According to annotations made by town counsel, the redactions were based on an exemption to the state public records law, which allows certain personnel information to be kept from public view. The board voted to release the minutes during an Oct. 25 executive session after receiving multiple requests from residents to disclose the document, chair Barbara Carboni said.
But the redacted version, replete with blacked-out paragraphs, will leave those residents in the dark.
Executive sessions are exceptions to the state’s Open Meeting Law and are closed to the public. According to the state’s guide, public bodies are required to disclose executive session minutes once the issue discussed in the meeting is resolved. And if the subject of the session falls within exemptions to the public records law, the minutes do not have to be released at all.
The public records law states that personnel information “may constitute an unwarranted invasion of personal privacy” and thus should not be disclosed.
The purpose of the June 27 executive session was “to discuss the discipline or dismissal of, or complaints or charges brought against, a public officer, employee staff member, or individual,” according to the meeting’s agenda.
What was discussed at the executive session remains unconfirmed, but in a letter then-chair Ryan Curley wrote to the board requesting that its reorganization be delayed until after fall town meeting, he referred to having “significant differences” with Town Administrator Rich Waldo.

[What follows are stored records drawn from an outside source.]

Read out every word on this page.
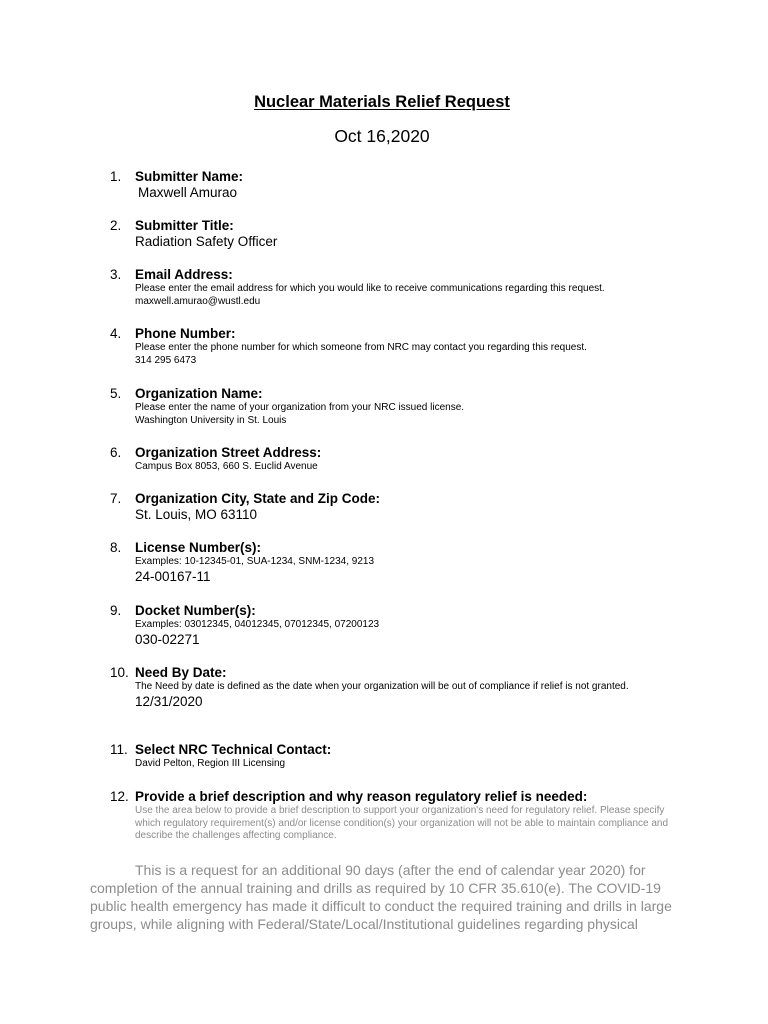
Nuclear Materials Relief Request
Oct 16,2020
1.	Submitter Name:
Maxwell Amurao
2.	Submitter Title:
Radiation Safety Officer
3.	Email Address:
Please enter the email address for which you would like to receive communications regarding this request.
maxwell.amurao@wustl.edu
4.	Phone Number:
Please enter the phone number for which someone from NRC may contact you regarding this request.
314 295 6473
5.	Organization Name:
Please enter the name of your organization from your NRC issued license.
Washington University in St. Louis
6.	Organization Street Address:
Campus Box 8053, 660 S. Euclid Avenue
7.	Organization City, State and Zip Code:
St. Louis, MO 63110
8.	License Number(s):
Examples: 10-12345-01, SUA-1234, SNM-1234, 9213
24-00167-11
9.	Docket Number(s):
Examples: 03012345, 04012345, 07012345, 07200123
030-02271
10. Need By Date:
The Need by date is defined as the date when your organization will be out of compliance if relief is not granted.
12/31/2020
11. Select NRC Technical Contact:
David Pelton, Region III Licensing
12. Provide a brief description and why reason regulatory relief is needed:
Use the area below to provide a brief description to support your organization's need for regulatory relief. Please specify which regulatory requirement(s) and/or license condition(s) your organization will not be able to maintain compliance and describe the challenges affecting compliance.

This is a request for an additional 90 days (after the end of calendar year 2020) for completion of the annual training and drills as required by 10 CFR 35.610(e). The COVID-19 public health emergency has made it difficult to conduct the required training and drills in large groups, while aligning with Federal/State/Local/Institutional guidelines regarding physical
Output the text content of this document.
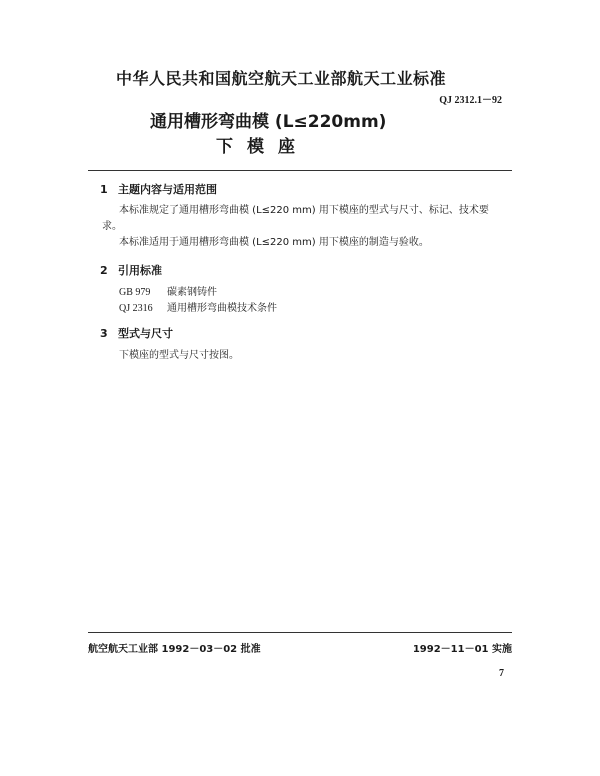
中华人民共和国航空航天工业部航天工业标准
QJ 2312.1－92
通用槽形弯曲模 (L≤220mm)
下模座
1 主题内容与适用范围
本标准规定了通用槽形弯曲模 (L≤220 mm) 用下模座的型式与尺寸、标记、技术要
求。
本标准适用于通用槽形弯曲模 (L≤220 mm) 用下模座的制造与验收。
2 引用标准
GB 979 碳素钢铸件
QJ 2316 通用槽形弯曲模技术条件
3 型式与尺寸
下模座的型式与尺寸按图。
航空航天工业部 1992－03－02 批准	1992－11－01 实施
7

At the board’s next public meeting on July 11, it was revealed that some members had requested a reorganization of the board, a change they alleged Curley had blocked. But the board did reorganize on July 18, making Carboni the chair.
During the meeting, John Wolf asked for the reorganization, saying it would help the town to retain Waldo.
The board met again on July 13. During the public comment period at that meeting, Fire Chief Richard Pauley said, “The town administrator has the majority support of the department’s staff and senior staff members.”
Despite a swift vote to reorganize on July 18, animus among board members remains in public view.
Carboni recessed an Oct. 17 meeting after Curley lashed out at Waldo over what he alleged was the improper hiring of a full-time deputy shellfish constable. Curley said that the board had not vetted the position, a claim that other board members did not confirm.
Curley then proposed a vote of no confidence in Carboni, who he said was trying to halt the discussion. No one on the board seconded his motion.
Carboni said that an unredacted version of the June 27 minutes, which could clarify the origins of the board’s turmoil, may never be released.
“There is not much we can do,” Wolf told the Independent. “I don’t like what appears to be lack of transparency, but those are the rules we have to play by when we are dealing with personnel information.”